The Rockefeller Center is a complex of commercial buildings in Midtown Manhattan between 5th and 6th Avenue. John D. Rockefeller, Jr. leased the property from Columbia University in 1928 and initially planned to build an Opera house for the Metropolitan Opera. Yet, after the stock market crash of 1929 he changed his plans and started, what would become the largest private building project ever undertaken in modern times, when he began to develop the property in 1930.
Between 1930 and 1939 14 buildings in Art Deco style were erected, giving 40,000 people employment. The principal architect was Raymond Hood. He led a team of three architectural firms. This project is among the last major building projects in the USA to incorporate a program of integrated public art and thus represents a turning point in the history of architectural sculpture. In the 1960s and 1970s four International style towers were added to the complex along the west side of Avenue of the Americas.
Centerpiece of the complex is the GE Building (formerly RCA Building) at 30 Rockefeller Plaza (30 Rock). It is a 70-floor Art Deco building that unlike other buildings of the era has a flat roof used as observation deck since the early 1930s. Besides housing the offices of the Rockefeller family, the skyscraper is the headquarters of NBC with many of the networks NY studios located at the spot. The presence of NBC and RCA, the complex’s first and most important tenants, sign responsible for the Center’s nickname Radio City.

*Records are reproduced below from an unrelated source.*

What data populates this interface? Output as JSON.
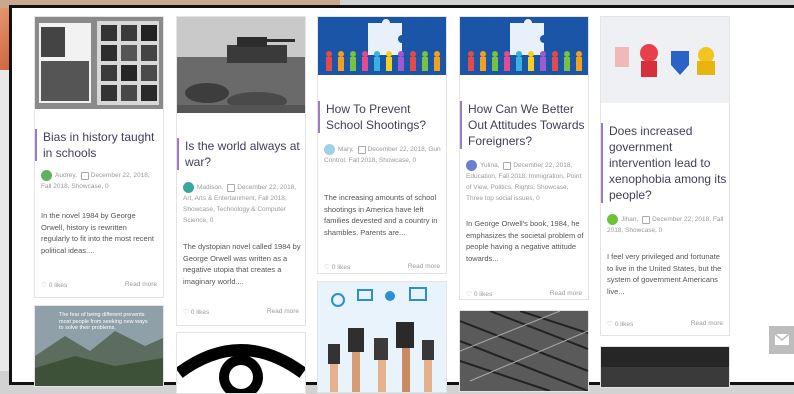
{
  "posts": [
    {
      "title": "Bias in history taught in schools",
      "author": "Audrey",
      "date": "December 22, 2018",
      "categories": "Fall 2018, Showcase, 0",
      "excerpt": "In the novel 1984 by George Orwell, history is rewritten regularly to fit into the most recent political ideas....",
      "likes": "0 likes",
      "read_more": "Read more",
      "image": "photo-collage"
    },
    {
      "title": "Is the world always at war?",
      "author": "Madison",
      "date": "December 22, 2018",
      "categories": "Art, Arts & Entertainment, Fall 2018, Showcase, Technology & Computer Science, 0",
      "excerpt": "The dystopian novel called 1984 by George Orwell was written as a negative utopia that creates a imaginary world....",
      "likes": "0 likes",
      "read_more": "Read more",
      "image": "war-photo"
    },
    {
      "title": "How To Prevent School Shootings?",
      "author": "Mary",
      "date": "December 22, 2018",
      "categories": "Gun Control, Fall 2018, Showcase, 0",
      "excerpt": "The increasing amounts of school shootings in America have left families devested and a country in shambles. Parents are...",
      "likes": "0 likes",
      "read_more": "Read more",
      "image": "puzzle-people"
    },
    {
      "title": "How Can We Better Out Attitudes Towards Foreigners?",
      "author": "Yulina",
      "date": "December 22, 2018",
      "categories": "Education, Fall 2018, Immigration, Point of View, Politics, Rights, Showcase, Three top social issues, 0",
      "excerpt": "In George Orwell's book, 1984, he emphasizes the societal problem of people having a negative attitude towards...",
      "likes": "0 likes",
      "read_more": "Read more",
      "image": "puzzle-people"
    },
    {
      "title": "Does increased government intervention lead to xenophobia among its people?",
      "author": "Jihan",
      "date": "December 22, 2018",
      "categories": "Fall 2018, Showcase, 0",
      "excerpt": "I feel very privileged and fortunate to live in the United States, but the system of government Americans live...",
      "likes": "0 likes",
      "read_more": "Read more",
      "image": "colored-pawns"
    }
  ],
  "bottom_row": [
    {
      "image": "mountains-quote",
      "caption": "The fear of being different prevents most people from seeking new ways to solve their problems."
    },
    {
      "image": "eye-icon"
    },
    {
      "image": "hands-devices"
    },
    {
      "image": "barbed-wire"
    },
    {
      "image": "dark-photo"
    }
  ],
  "colors": {
    "accent_border": "#9b7bc2",
    "title_text": "#3f3f5a",
    "meta_text": "#9a9a9a"
  },
  "icons": [
    "heart-icon",
    "comment-icon",
    "mail-icon"
  ]
}
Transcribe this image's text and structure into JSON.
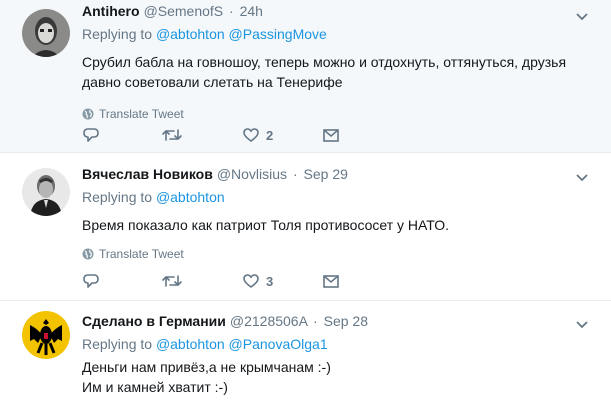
{
  "tweets": [
    {
      "name": "Antihero",
      "handle": "@SemenofS",
      "time": "24h",
      "replying_label": "Replying to",
      "mentions": [
        "@abtohton",
        "@PassingMove"
      ],
      "text": "Срубил бабла на говношоу, теперь можно и отдохнуть, оттянуться, друзья давно советовали слетать на Тенерифе",
      "translate": "Translate Tweet",
      "likes": "2"
    },
    {
      "name": "Вячеслав Новиков",
      "handle": "@Novlisius",
      "time": "Sep 29",
      "replying_label": "Replying to",
      "mentions": [
        "@abtohton"
      ],
      "text": "Время показало как патриот Толя противососет у НАТО.",
      "translate": "Translate Tweet",
      "likes": "3"
    },
    {
      "name": "Сделано в Германии",
      "handle": "@2128506A",
      "time": "Sep 28",
      "replying_label": "Replying to",
      "mentions": [
        "@abtohton",
        "@PanovaOlga1"
      ],
      "text_line1": "Деньги нам привёз,а не крымчанам :-)",
      "text_line2": "Им и камней хватит :-)"
    }
  ],
  "separator": "·",
  "icons": {
    "reply": "reply-icon",
    "retweet": "retweet-icon",
    "like": "heart-icon",
    "message": "envelope-icon",
    "more": "chevron-down-icon",
    "globe": "globe-icon"
  },
  "colors": {
    "link": "#1b95e0",
    "muted": "#657786",
    "highlight_bg": "#f5f8fa",
    "text": "#14171a"
  }
}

The nickname found its way into the name of the Radio City Music Hall, once promoted as the largest and most opulent theater in the world this entertainment center is also part of the Rockefeller Center. It seats 6,000 spectators, who once witnessed there first nights of movies and stage shows, before in 1979 the theater converted to presenting touring performers and special events. It is one of the world greatest examples of Art Deco design and one of New York’s most popular tourist attractions.
International Building North housed during WWII the U.S. operations of British Intelligence and the principle operations center for Allied intelligence.